What is Audit and Inherent Limitation of Audit
What is Audit and Inherent Limitation of Audit
Audit: The practitioner examines the subject matter made available by the responsible party, matches it to the suitable criteria using evidence and reports to the intended users. (Audit also have inherent limitation) see below.
OR
An audit is an Independent Examination of Financial Statements.
Background:
Company is an artificial legal personality which owns by the shareholders, And Run by Board of Directors, The real Owners of the company are shareholders, Shareholders delegate their authority to the directors, So they can run the company on the behalf of shareholders.
Here Shareholders are the Principle owners and BOD are the agents. This also called the agency relationship. The Directors are the caretaker of Shareholder’s investment, Funds, Assets Everything in Company.
Now Directors Duty to Run the Company in the Best interest of shareholders, Maximising the shareholders wealth, have to establish the controls, Establishing the accounting system, Maintaining the accounting Record, Preparation of Financial Statements, Publishing Financial Statements, Conducting AGMs (Annual general meetings) etc etc For the sake of their Principle Owners (Shareholders).

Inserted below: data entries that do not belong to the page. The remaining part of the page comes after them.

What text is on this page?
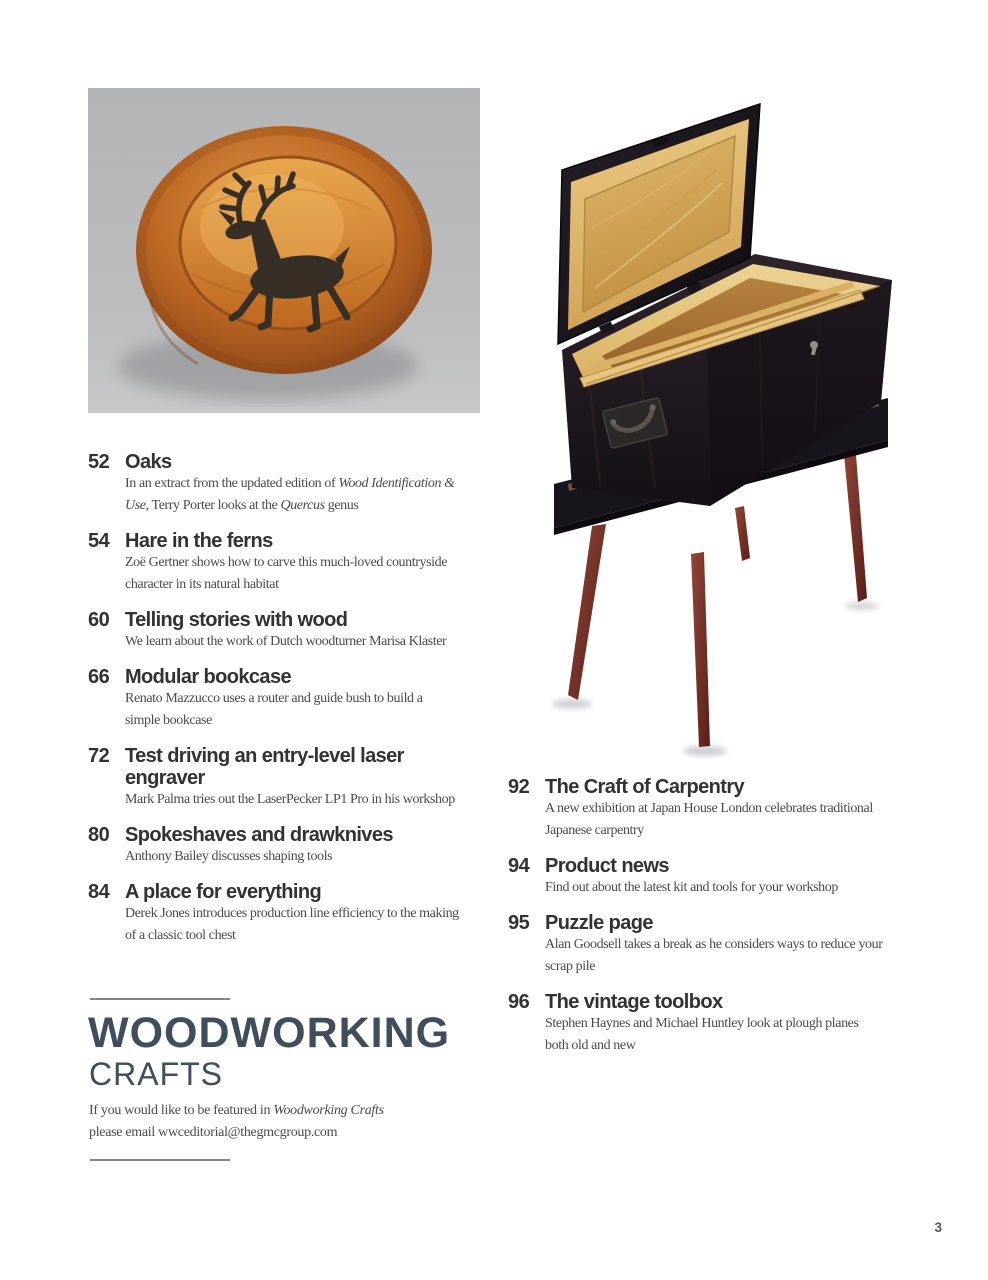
52 Oaks
In an extract from the updated edition of Wood Identification &
Use, Terry Porter looks at the Quercus genus
54 Hare in the ferns
Zoë Gertner shows how to carve this much-loved countryside
character in its natural habitat
60 Telling stories with wood
We learn about the work of Dutch woodturner Marisa Klaster
66 Modular bookcase
Renato Mazzucco uses a router and guide bush to build a
simple bookcase
72 Test driving an entry-level laser
engraver
Mark Palma tries out the LaserPecker LP1 Pro in his workshop
80 Spokeshaves and drawknives
Anthony Bailey discusses shaping tools
84 A place for everything
Derek Jones introduces production line efficiency to the making
of a classic tool chest
92 The Craft of Carpentry
A new exhibition at Japan House London celebrates traditional
Japanese carpentry
94 Product news
Find out about the latest kit and tools for your workshop
95 Puzzle page
Alan Goodsell takes a break as he considers ways to reduce your
scrap pile
96 The vintage toolbox
Stephen Haynes and Michael Huntley look at plough planes
both old and new
WOODWORKING
CRAFTS
If you would like to be featured in Woodworking Crafts
please email wwceditorial@thegmcgroup.com
3
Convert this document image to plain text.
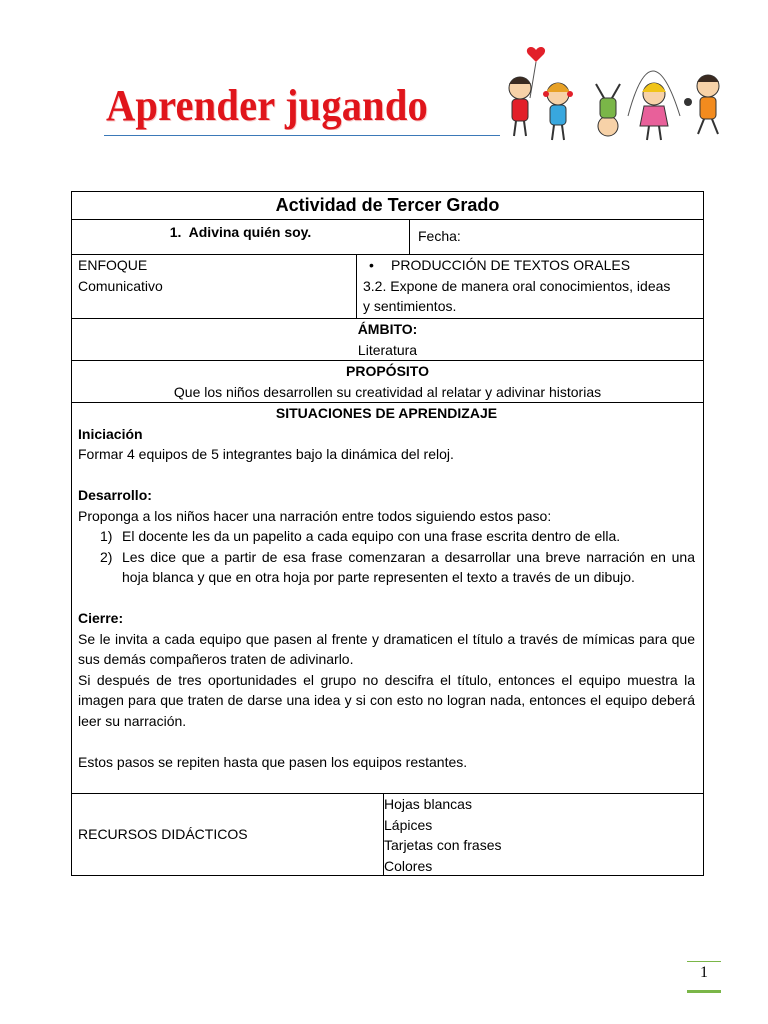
Aprender jugando
Actividad de Tercer Grado
1. Adivina quién soy.	Fecha:

ENFOQUE

Comunicativo

• PRODUCCIÓN DE TEXTOS ORALES

3.2. Expone de manera oral conocimientos, ideas

y sentimientos.

ÁMBITO:

Literatura

PROPÓSITO

Que los niños desarrollen su creatividad al relatar y adivinar historias

SITUACIONES DE APRENDIZAJE

Iniciación

Formar 4 equipos de 5 integrantes bajo la dinámica del reloj.

Desarrollo:

Proponga a los niños hacer una narración entre todos siguiendo estos paso:

1) El docente les da un papelito a cada equipo con una frase escrita dentro de ella.
2) Les dice que a partir de esa frase comenzaran a desarrollar una breve narración en una hoja blanca y que en otra hoja por parte representen el texto a través de un dibujo.

Cierre:

Se le invita a cada equipo que pasen al frente y dramaticen el título a través de mímicas para que sus demás compañeros traten de adivinarlo.

Si después de tres oportunidades el grupo no descifra el título, entonces el equipo muestra la imagen para que traten de darse una idea y si con esto no logran nada, entonces el equipo deberá leer su narración.

Estos pasos se repiten hasta que pasen los equipos restantes.

RECURSOS DIDÁCTICOS

Hojas blancas

Lápices

Tarjetas con frases

Colores

1
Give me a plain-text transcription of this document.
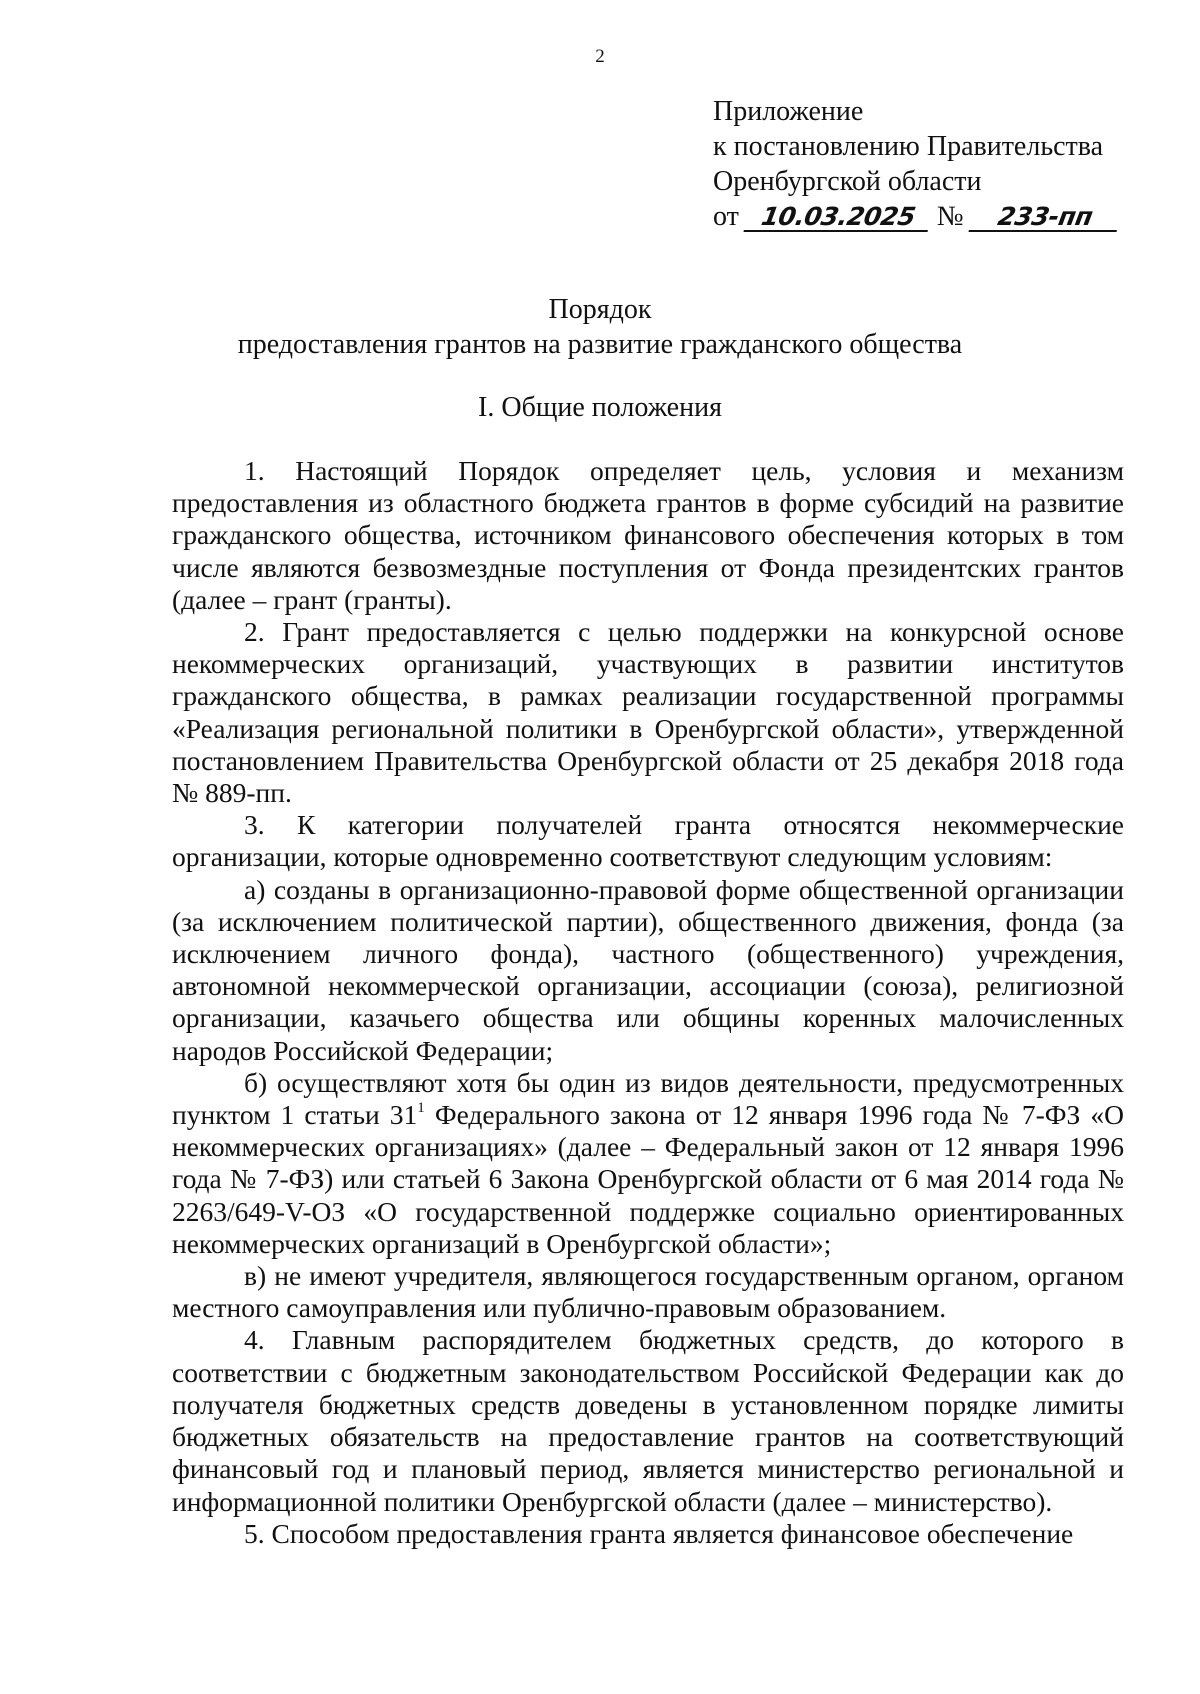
2
Приложение
к постановлению Правительства
Оренбургской области
от 10.03.2025 № 233-пп
Порядок
предоставления грантов на развитие гражданского общества
I. Общие положения

1. Настоящий Порядок определяет цель, условия и механизм предоставления из областного бюджета грантов в форме субсидий на развитие гражданского общества, источником финансового обеспечения которых в том числе являются безвозмездные поступления от Фонда президентских грантов (далее – грант (гранты).

2. Грант предоставляется с целью поддержки на конкурсной основе некоммерческих организаций, участвующих в развитии институтов гражданского общества, в рамках реализации государственной программы «Реализация региональной политики в Оренбургской области», утвержденной постановлением Правительства Оренбургской области от 25 декабря 2018 года № 889-пп.

3. К категории получателей гранта относятся некоммерческие организации, которые одновременно соответствуют следующим условиям:

а) созданы в организационно-правовой форме общественной организации (за исключением политической партии), общественного движения, фонда (за исключением личного фонда), частного (общественного) учреждения, автономной некоммерческой организации, ассоциации (союза), религиозной организации, казачьего общества или общины коренных малочисленных народов Российской Федерации;

б) осуществляют хотя бы один из видов деятельности, предусмотренных пунктом 1 статьи $31^1$ Федерального закона от 12 января 1996 года № 7-ФЗ «О некоммерческих организациях» (далее – Федеральный закон от 12 января 1996 года № 7-ФЗ) или статьей 6 Закона Оренбургской области от 6 мая 2014 года № 2263/649-V-ОЗ «О государственной поддержке социально ориентированных некоммерческих организаций в Оренбургской области»;

в) не имеют учредителя, являющегося государственным органом, органом местного самоуправления или публично-правовым образованием.

4. Главным распорядителем бюджетных средств, до которого в соответствии с бюджетным законодательством Российской Федерации как до получателя бюджетных средств доведены в установленном порядке лимиты бюджетных обязательств на предоставление грантов на соответствующий финансовый год и плановый период, является министерство региональной и информационной политики Оренбургской области (далее – министерство).

5. Способом предоставления гранта является финансовое обеспечение
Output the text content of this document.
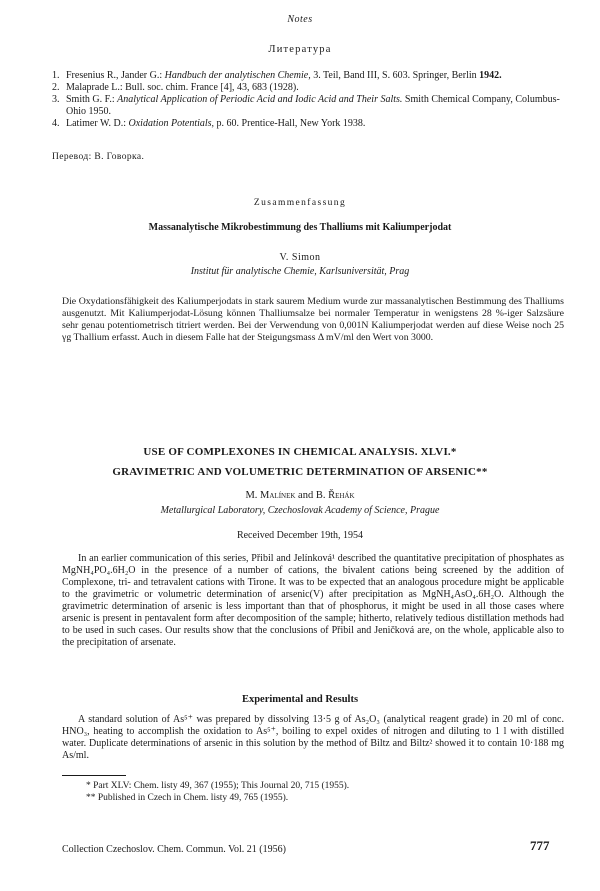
Notes
Литература
1. Fresenius R., Jander G.: Handbuch der analytischen Chemie, 3. Teil, Band III, S. 603. Springer, Berlin 1942.
2. Malaprade L.: Bull. soc. chim. France [4], 43, 683 (1928).
3. Smith G. F.: Analytical Application of Periodic Acid and Iodic Acid and Their Salts. Smith Chemical Company, Columbus-Ohio 1950.
4. Latimer W. D.: Oxidation Potentials, p. 60. Prentice-Hall, New York 1938.
Перевод: В. Говорка.
Zusammenfassung
Massanalytische Mikrobestimmung des Thalliums mit Kaliumperjodat
V. Simon
Institut für analytische Chemie, Karlsuniversität, Prag

Die Oxydationsfähigkeit des Kaliumperjodats in stark saurem Medium wurde zur massanalytischen Bestimmung des Thalliums ausgenutzt. Mit Kaliumperjodat-Lösung können Thalliumsalze bei normaler Temperatur in wenigstens 28 %-iger Salzsäure sehr genau potentiometrisch titriert werden. Bei der Verwendung von 0,001N Kaliumperjodat werden auf diese Weise noch 25 γg Thallium erfasst. Auch in diesem Falle hat der Steigungsmass Δ mV/ml den Wert von 3000.

USE OF COMPLEXONES IN CHEMICAL ANALYSIS. XLVI.*
GRAVIMETRIC AND VOLUMETRIC DETERMINATION OF ARSENIC**
M. Malínek and B. Řehák
Metallurgical Laboratory, Czechoslovak Academy of Science, Prague
Received December 19th, 1954

In an earlier communication of this series, Přibil and Jelínková¹ described the quantitative precipitation of phosphates as MgNH₄PO₄.6H₂O in the presence of a number of cations, the bivalent cations being screened by the addition of Complexone, tri- and tetravalent cations with Tirone. It was to be expected that an analogous procedure might be applicable to the gravimetric or volumetric determination of arsenic(V) after precipitation as MgNH₄AsO₄.6H₂O. Although the gravimetric determination of arsenic is less important than that of phosphorus, it might be used in all those cases where arsenic is present in pentavalent form after decomposition of the sample; hitherto, relatively tedious distillation methods had to be used in such cases. Our results show that the conclusions of Přibil and Jeničková are, on the whole, applicable also to the precipitation of arsenate.

Experimental and Results

A standard solution of As⁵⁺ was prepared by dissolving 13·5 g of As₂O₃ (analytical reagent grade) in 20 ml of conc. HNO₃, heating to accomplish the oxidation to As⁵⁺, boiling to expel oxides of nitrogen and diluting to 1 l with distilled water. Duplicate determinations of arsenic in this solution by the method of Biltz and Biltz² showed it to contain 10·188 mg As/ml.

* Part XLV: Chem. listy 49, 367 (1955); This Journal 20, 715 (1955).
** Published in Czech in Chem. listy 49, 765 (1955).
Collection Czechoslov. Chem. Commun. Vol. 21 (1956)	777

In the end BOD’s Publish Financial Statement. These Financial statements actually announcing the performance Or work done by directors,
Now think Directors are performing the task all over the year and now announcing their results, Now shareholders how can relay on these Financial statements, Made by the Directors about their performance,
Now shareholders want an INDEPENDENT competent person, who is (Unbiased, Neutrality, qualified, Impartial). So they can give an Independent Opinion On FINANCIAL STATEMENTS. This called Audit (Audit is Independent Examination of Financial Statement.)
Highlight: Audit is not a guarantee, Audit is Independent Examination of Financial Statement And at the end, Auditor gives Independent Opinion on Financial Statements Weathers its Presents TRUE and FAIR view or not in all material aspects.
Inherent Limitation of Audit
OR
Why Auditor cannot give an absolute opinion
1. Sampling –For auditors, it is not practical to test 100% of transactions and so they have to apply the sampling method in selecting balances/transactions to test. Therefore, there can be an error in an item not selected for testing by the auditor.
2. Subjectivity – financial statements include judgmental and subjective areas and therefore the auditor is required to use their judgment in assessing whether the financial statements are true and fair.
3. Inherent limitations of internal control systems – an internal control system is operated by people and hence is liable to human error. As well, there is the possibility of controls override by management and of collusion and fraud. It is not possible to remove all of these inherent limitations and as the auditor relies on the internal control systems, this can reduce the usefulness of the audit.
4. Evidence is not conclusive But persuasive: therefore opinion depends on audit evidence collected by Auditors; however, this evidence can identify possible issues affecting the audit opinion, evidence involves estimates and judgments and hence does not give an absolute conclusion.
5. Even if everything reported on was examined and found to be satisfactory, there may be other items which should have been included– the completeness problem.
6. Auditors plan their work to detect material errors and frauds only – so small frauds (or large frauds split into many small amounts) may go unnoticed.
an external audit has a number of other issues which reduce its usefulness
1. Audit report format – the format of the opinion is determined by International Standards on Auditing. However, the terminology used is not usually understandable by non-accountants. This means that users of Financial Statements may not actually understand the audit opinion given.
2. Historic information – the audit report is often issued sometime after the year-end, and so the financial information can be quite different from the current position. In the current circumstance marketplace where companies’ financial positions can change quite quickly, the audit opinion may no longer be relevant as it is outdated.
3. Auditors need to understand their clients in great depth if they are to understand how fraud could be carried out and hidden. However, auditors cannot become too close to their clients or their independence will be called into question.
4. Where auditors spot errors or fraud, their primary legal responsibility is to report this to management. Any external reporting is hampered by rules on confidentiality.